Tak wiec z kim my sie porownujemy? Pozostale nowe panstwa Natowskie maja jeszcze gorsze lotnictwo. Oczywiscie wiem ze nie powinnismy rownac w dol ale w gore tez pamietajmy o naszym potencjale finansowym.
Miś
Z Rosjanami jest pewien problem - oni sa cholernie wielcy i rozlegli geograficznie. I stan ich Armi ten "na papierze" nie zawsze odpowiada temu co moga przerzucic na dany teatr wojenny. Tak wiec wydaje mi sie ze trzeba patrzec na to co w tej chwili stacjonuje w czesci europejskiej Rosji + w obwodzie Kaliningradzkim. A sa to wsrod mysliwcow co najwyzej kilkunastoletnie Su-27. Bo nowszych ich modyfikacji to maja sladowe ilosci. A taki Su-27 oczywiscie jest lepszy od MiGa-29 ale chyba nie o az tak wiele jak np F-16 C/D Block 52. Z kolei wsrod mysliwsko-bombowych i bombowych to maja w zasadzie tylko Su-24. Su-22 juz nie maja, Su-25 tez maja male ilosci i to glownie na zakaukaziu, a najnowsze wielozadaniowe SU-34 dopiero zaczynaja, bardzo powoli wprowadzac na uzbrojenie.
Miś
Kombinuja ???
Przeciez to w tej chwili tak na prawde ich najnowsza maszyna i wlasciwie jako jedyna sensowana do wprowadzania do uzbrojenia. Su-27 nie produkuje sie juz od dluzszego czasu, Su-30 produkuja wlasciwie tylko na eksport, a pozatym tak na prawde to Rosjanie nie maja zadnego sensowanego samolotu mysliwsko-bombowego lub innego wielozadaniowego zdolnego atakowac cele naziemne/nawodne uzbrojeniem precyzyjnym. Su-24 to wlasciwie samolot bombowy lub co najwyzej "bombowo-mysliwski" ze sie tak wyraze. A te Su-27 ktore rosjanie maja to w wiekszosci mysliwce.

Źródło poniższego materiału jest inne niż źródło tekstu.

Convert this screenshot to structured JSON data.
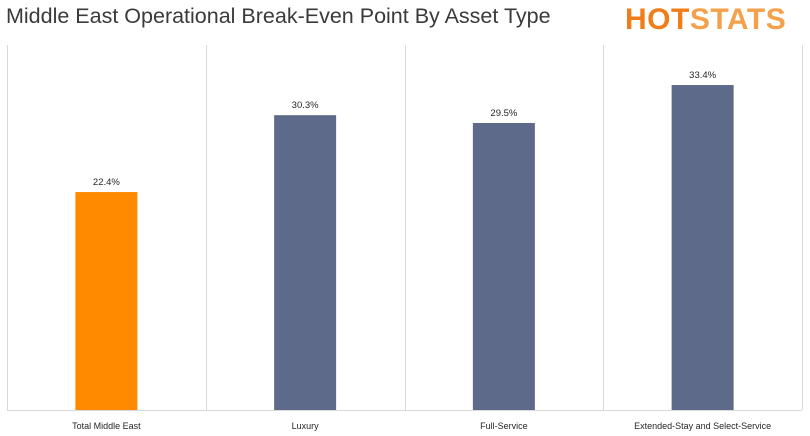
{
  "title": "Middle East Operational Break-Even Point By Asset Type",
  "logo": {
    "part1": "HOT",
    "part2": "STATS",
    "color1": "#f07d1a",
    "color2": "#f5a04a"
  },
  "chart_data": {
    "type": "bar",
    "categories": [
      "Total Middle East",
      "Luxury",
      "Full-Service",
      "Extended-Stay and Select-Service"
    ],
    "values": [
      22.4,
      30.3,
      29.5,
      33.4
    ],
    "value_labels": [
      "22.4%",
      "30.3%",
      "29.5%",
      "33.4%"
    ],
    "colors": [
      "#ff8a00",
      "#5d6a8a",
      "#5d6a8a",
      "#5d6a8a"
    ],
    "ylim": [
      0,
      37
    ],
    "grid": false,
    "legend": "none",
    "xlabel": "",
    "ylabel": ""
  }
}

Przeciez to w tej chwili tak na prawde ich najnowsza maszyna i wlasciwie jako jedyna sensowana do wprowadzania do uzbrojenia. Su-27 nie produkuje sie juz od dluzszego czasu, Su-30 produkuja wlasciwie tylko na eksport, a pozatym tak na prawde to Rosjanie nie maja zadnego sensowanego samolotu mysliwsko-bombowego lub innego wielozadaniowego zdolnego atakowac cele naziemne/nawodne uzbrojeniem precyzyjnym. Su-24 to wlasciwie samolot bombowy lub co najwyzej "bombowo-mysliwski" ze sie tak wyraze. A te Su-27 ktore rosjanie maja to w wiekszosci mysliwce.
Miś
Milrek apropo Su-27
Proponowali nam na początku lat 90-tych Su-27 za 50 mon. USD. Z pamięci strzelam ale wydaje mi się dwa razy droższy od MiG-29 a nwet od F-16.karol pisze:no popatrz, jakbyśmy z nimi trzymali, to mielibyśmy tani myśliwiec.